You have been given access to a new field research access where you can replicate the last experiment, but hopefully with lower regional effects, as you have plots that are closer to each other.

You have access to 9 plots. You apply a treatment to each plot (3 treatments, so each treatment gets replicates in 3 plots).

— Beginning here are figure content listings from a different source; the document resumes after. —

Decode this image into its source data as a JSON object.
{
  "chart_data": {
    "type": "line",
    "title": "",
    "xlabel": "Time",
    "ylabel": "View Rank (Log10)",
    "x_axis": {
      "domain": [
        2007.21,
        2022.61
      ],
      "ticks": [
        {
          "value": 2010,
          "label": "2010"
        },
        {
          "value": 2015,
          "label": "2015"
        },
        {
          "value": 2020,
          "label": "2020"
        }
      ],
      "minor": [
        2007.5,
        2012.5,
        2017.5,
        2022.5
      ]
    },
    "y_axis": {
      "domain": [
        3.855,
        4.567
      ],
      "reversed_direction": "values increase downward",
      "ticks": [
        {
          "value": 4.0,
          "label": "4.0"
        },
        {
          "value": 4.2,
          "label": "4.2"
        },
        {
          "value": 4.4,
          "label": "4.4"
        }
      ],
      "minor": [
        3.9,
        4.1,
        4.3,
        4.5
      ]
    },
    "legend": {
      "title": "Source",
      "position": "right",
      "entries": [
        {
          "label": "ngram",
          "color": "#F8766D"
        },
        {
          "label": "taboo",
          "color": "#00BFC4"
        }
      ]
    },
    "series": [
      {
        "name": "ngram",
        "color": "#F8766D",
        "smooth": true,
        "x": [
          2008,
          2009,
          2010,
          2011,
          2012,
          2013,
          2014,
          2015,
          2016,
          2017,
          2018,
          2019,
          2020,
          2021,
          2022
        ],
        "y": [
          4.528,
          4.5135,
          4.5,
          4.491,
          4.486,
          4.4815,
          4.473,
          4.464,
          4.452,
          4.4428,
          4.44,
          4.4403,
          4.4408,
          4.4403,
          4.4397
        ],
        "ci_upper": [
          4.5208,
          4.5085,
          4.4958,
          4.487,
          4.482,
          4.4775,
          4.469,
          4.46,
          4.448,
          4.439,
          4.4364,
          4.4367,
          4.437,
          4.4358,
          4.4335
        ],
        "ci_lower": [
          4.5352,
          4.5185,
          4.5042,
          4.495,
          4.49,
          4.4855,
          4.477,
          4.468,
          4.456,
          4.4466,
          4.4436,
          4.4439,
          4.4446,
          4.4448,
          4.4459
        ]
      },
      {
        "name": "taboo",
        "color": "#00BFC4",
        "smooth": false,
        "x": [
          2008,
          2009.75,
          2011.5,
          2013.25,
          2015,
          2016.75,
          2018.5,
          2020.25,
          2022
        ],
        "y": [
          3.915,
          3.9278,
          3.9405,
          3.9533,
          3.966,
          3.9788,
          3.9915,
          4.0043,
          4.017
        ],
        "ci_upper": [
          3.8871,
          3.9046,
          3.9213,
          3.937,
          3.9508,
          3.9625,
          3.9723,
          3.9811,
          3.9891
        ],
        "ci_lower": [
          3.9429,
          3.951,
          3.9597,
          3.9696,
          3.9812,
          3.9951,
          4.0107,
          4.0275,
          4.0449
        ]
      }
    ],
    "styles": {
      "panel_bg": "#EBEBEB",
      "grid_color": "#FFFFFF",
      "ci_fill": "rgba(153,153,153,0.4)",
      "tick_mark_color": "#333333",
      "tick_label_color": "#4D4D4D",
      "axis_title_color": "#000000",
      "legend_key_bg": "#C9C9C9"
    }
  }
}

Download the mdat2.csv datafile

Question 4 ✏️

Run an anova using aov . ONLY test the effects of treatment. Look at the results using summary. Explain why this is the wrong approach to analyzing this data.
Run the same model, but add the effect of plot (as a fixed effect). This is also the incorrect approach, as we want plot to be a random effect.
Run the same model, with plot as a random effect Error(Plot). This is the correct model. Explain why, and look at the summary and describe the results.
Write the additive (ANOVA) equation for the correct model and describe it

Split plot design

Anova (aov)

Download and read the coffee.csv file and explore it. Describe what each column means. You can look at the slides. This dataset contains a column called WU. This is used in order to estimate $\delta_ik$ which is the residual error at the whole unit level. We have 16 total “whole-units” (and 4 measurements per unit)

You will use the following code to run it as an Anova:

#Step 1: make sure plot and WU are factors:

coffee$plot<-factor(coffee$plot)
coffee$WU<-factor(coffee$WU)
coffeeaov<-aov(y~cover_crop+fertilizer+cover_crop:fertilizer+plot+Error(WU), data=coffee)
summary(coffeeaov)

We used the effect of plot as fixed (even though is random) because aov only allows for one random effect.

Question 5 ✏️

Explore the data and describe it
Explore the summary of the model and describe it.
Write the equation (anova)
Check whether we estimated the degrees of freedom correctly on the slideshow
Why is plot random?

Extra credit: Plot the results and describe them.

Linear Model (lme)

In these models I recommend running a linear model instead of an aov analysis because it allows for multiple random effects.

Outside of Quarto install the nlme package.

Load nlme and run:

library(nlme)
lme.coffee <- lme(y ~ fertilizer*cover_crop,
                data = meatdata,
                correlation = corCompSymm(), # To make results same as aov()
                random = ~1|plot/WU)

Question 6 ✏️

Run a summary on the linear model, also run an anova using anova(lme.coffee) and interpret the results.

How do we look at the interaction? How do we explore the differences? We will talk about that after Spring recess 😃.

We will also work on the repeated measures lab.